Mecâz Ne Demektir?

NE NEDİR?

Mecâz ne demektir? Kısaca anlamı nedir?

Bir kelimenin hakiki anlamının dışında bir anlamda kullanılmasına denir. Kelimenin hakiki anlamda kullanılmadığını gösteren bir alâka veya bir karîne vardır. Alâka sözü duyan kişinin zihninde hakiki mana ile mecâzi mana arasında kurulan bağlantı demektir. Alâka'nın bir çok çeşidi vardır. Alâka, teşbih (benzetmeli) veya gayr-i teşbih (benzetmesiz) olabilir. Birincisi istiâre, ikincisi mecâz-i mürsel olur. Karîne, lafzın hakiki manada kullanılmadığını gösteren belirtiye denir. Karîne, duyu organlarıyla elde edilen bilgiye, lafzı kuşatan şartlara veya şer'î esaslara dayalı olabilir. Mecaz iki kısımdır:

Mecâz-ı Aklî: Buna mecâz-ı terkib veya mecâz-ı isnad da denir. Bu mecâzda alâka mülâbesedir. Mülâbese; fiili ilgisinden dolayı bizzat işleyene değil işleyenden başkasına nispet etmektir. Meselâ; "...Mü'minlere Allah'ın âyetleri okunduğu zaman o âyetler, onların imanlarını artırır." (Enfâl, 8/2) âyetinde Allah'ın fiili olan "artırma" âyetlere nispet edilmiştir. Âyetler imanın artmasına sebep olmuştur, ancak fiil, Allah'ın'dır. "Firavun İsrâiloğullarının erkek çocuklarını boğazlıyordu..." (Kasas, 28/4) âyetinde kesme fiili, Firavuna nispet edilmiştir. Halbuki kesme işini bizzat Firavun değil adamları yapmıştır. Ancak kestiren Firavun'dur. Mecâz-i Aklî'de fiil; fiilin sebebine, mekânına, zamanına, masdarına, fâiline veya mef'ûlune isnat edilebilir.
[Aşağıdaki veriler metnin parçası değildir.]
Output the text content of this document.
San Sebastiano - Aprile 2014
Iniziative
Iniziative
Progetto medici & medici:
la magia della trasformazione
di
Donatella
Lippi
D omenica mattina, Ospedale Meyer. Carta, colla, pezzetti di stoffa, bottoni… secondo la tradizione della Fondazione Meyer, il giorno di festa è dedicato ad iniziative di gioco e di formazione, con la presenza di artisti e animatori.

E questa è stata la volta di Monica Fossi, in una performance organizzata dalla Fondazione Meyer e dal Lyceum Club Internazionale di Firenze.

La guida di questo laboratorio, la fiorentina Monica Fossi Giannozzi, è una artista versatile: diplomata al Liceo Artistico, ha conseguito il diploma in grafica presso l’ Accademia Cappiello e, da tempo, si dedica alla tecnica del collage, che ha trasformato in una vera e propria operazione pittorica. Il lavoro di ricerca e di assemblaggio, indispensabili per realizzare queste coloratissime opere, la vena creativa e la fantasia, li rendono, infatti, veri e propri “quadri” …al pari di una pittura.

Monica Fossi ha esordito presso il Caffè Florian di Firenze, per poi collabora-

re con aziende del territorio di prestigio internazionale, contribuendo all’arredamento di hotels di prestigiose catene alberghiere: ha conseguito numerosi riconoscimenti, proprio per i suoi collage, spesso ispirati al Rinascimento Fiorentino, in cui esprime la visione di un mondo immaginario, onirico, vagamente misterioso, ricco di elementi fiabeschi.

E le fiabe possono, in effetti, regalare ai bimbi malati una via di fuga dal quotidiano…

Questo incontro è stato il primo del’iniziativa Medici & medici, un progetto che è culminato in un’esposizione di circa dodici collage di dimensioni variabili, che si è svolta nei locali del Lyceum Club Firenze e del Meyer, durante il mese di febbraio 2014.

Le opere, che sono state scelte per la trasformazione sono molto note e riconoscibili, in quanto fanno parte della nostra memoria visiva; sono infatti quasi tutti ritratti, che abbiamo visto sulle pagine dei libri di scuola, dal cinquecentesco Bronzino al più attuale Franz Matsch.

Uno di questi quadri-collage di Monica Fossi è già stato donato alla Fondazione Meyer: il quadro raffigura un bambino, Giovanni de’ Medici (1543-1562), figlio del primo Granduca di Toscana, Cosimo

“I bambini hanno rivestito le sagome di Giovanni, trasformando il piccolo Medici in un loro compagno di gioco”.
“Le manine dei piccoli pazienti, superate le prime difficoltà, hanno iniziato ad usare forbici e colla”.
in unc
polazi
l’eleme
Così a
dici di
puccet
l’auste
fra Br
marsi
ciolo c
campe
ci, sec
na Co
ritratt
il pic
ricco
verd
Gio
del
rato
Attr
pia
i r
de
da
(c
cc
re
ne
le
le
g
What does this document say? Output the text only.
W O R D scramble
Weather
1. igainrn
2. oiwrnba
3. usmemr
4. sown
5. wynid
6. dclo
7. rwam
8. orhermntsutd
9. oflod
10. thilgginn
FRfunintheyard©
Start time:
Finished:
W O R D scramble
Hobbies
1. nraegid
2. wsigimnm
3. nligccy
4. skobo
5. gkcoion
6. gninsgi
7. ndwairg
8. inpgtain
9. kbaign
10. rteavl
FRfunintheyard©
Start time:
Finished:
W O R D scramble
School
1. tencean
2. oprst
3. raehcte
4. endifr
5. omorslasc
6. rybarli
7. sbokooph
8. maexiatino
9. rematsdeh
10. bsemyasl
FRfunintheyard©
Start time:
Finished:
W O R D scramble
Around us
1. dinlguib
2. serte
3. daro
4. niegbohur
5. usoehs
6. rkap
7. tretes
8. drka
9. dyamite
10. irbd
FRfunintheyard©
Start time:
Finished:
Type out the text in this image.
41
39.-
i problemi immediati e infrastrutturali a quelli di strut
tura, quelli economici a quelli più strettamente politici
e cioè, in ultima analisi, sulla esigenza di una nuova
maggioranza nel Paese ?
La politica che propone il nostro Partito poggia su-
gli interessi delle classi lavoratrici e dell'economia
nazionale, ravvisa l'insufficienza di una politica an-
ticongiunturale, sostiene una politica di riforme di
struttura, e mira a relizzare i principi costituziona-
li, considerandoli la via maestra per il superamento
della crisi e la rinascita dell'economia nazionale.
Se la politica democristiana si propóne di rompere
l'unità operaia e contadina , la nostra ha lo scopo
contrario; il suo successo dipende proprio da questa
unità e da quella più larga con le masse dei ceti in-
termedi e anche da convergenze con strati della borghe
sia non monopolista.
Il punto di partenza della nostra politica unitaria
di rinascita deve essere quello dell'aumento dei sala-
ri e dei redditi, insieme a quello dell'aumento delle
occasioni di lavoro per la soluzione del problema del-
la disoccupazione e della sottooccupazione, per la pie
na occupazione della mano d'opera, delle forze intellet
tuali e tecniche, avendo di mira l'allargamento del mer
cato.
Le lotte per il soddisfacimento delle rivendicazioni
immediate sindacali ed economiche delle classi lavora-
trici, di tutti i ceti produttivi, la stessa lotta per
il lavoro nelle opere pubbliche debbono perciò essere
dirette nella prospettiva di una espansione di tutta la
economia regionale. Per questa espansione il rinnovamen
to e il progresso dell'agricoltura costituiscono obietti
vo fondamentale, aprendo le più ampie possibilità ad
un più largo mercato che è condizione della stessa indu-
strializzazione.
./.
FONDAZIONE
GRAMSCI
Mecâz-ı Lügavî: Buna mecâz-ı müfred de denir. Bu mecâz lafzın ilk konulduğu mananın dışında bir manada kullanılmasıdır. Üç çeşidi vardır: Mecâz-i mürsel, hazf ve istiare.

Mecâz-ı Mürsel: Alâka gayr-ı müşabehdir. Yani "teşbîh" ve "istiâre" sanatındaki benzetme olmaksızın bir kelimeyi asıl anlamından başka bir anlamda kullanmaktır. Meselâ; "sobayı yaktım" cümlesinde soba zikredilmiş içindekiler kastedilmiştir. Bu tür mecâz Kur'ân'da çok geçmektedir. Bu mecâzda; bir şeyin bütünü zikredilir bir parçası kastedilir. "...Parmaklarını kulaklarına tıkarlar..." (Bakara, 2/19) âyetinde parmakların tamamı zikredilmiş, ancak iki parmağın ucu kastedilmiştir. Bir şeyin cüz'ü zikredilir, bütünü kastedilir. Meselâ "...Rüku edin." (Bakara, 2/43) âyetinde namazın cüz'ü zikredilmiş, tamamı kastedilmiştir. Tekil lafız zikredilir, bununla çoğul kastedilir. Meselâ "İkiniz Firavun'a gidin ve `biz âlemlerin Rabbının elçisiyiz' deyiniz." âyetinde (Şuarâ, 26/16) "rasûl" kelimesi tekil olarak zikredilmiş, bununla iki elçi kastedilmiştir. Müsebbeb zikredilir, sebep kastedilir. "...Sizin için gökten rızık indiriyor..." (Mü'min, 40/13) âyetinde "rızık" zikredilmiş, bununla rızka sebep olan yağmur kastedilmiştir. Süyûtî, el-İtkân adlı eserinde 20 çeşit mecâz-ı mürsel zikretmiştir.

Hazf: Bir cümlede harf, fiil ve ismin veya mahzuf ismin hazfedilmesi ile yapılan mecâzdır. Cümlede mahzufu belirleyen bir karine bulunur. (bk. Îcâz)

İstiâre ise, teşbih (benzetme) sanatının ana ögelerinden sadece biri ile yapılan benzetmedir. (bk. İstiâre)

Hakiki mana mümkün oldukça mecâzi manaya gidilmez. Sözde asıl olan hakiki manadır. Alâka ve karine varsa mecâzi manaya gidilir.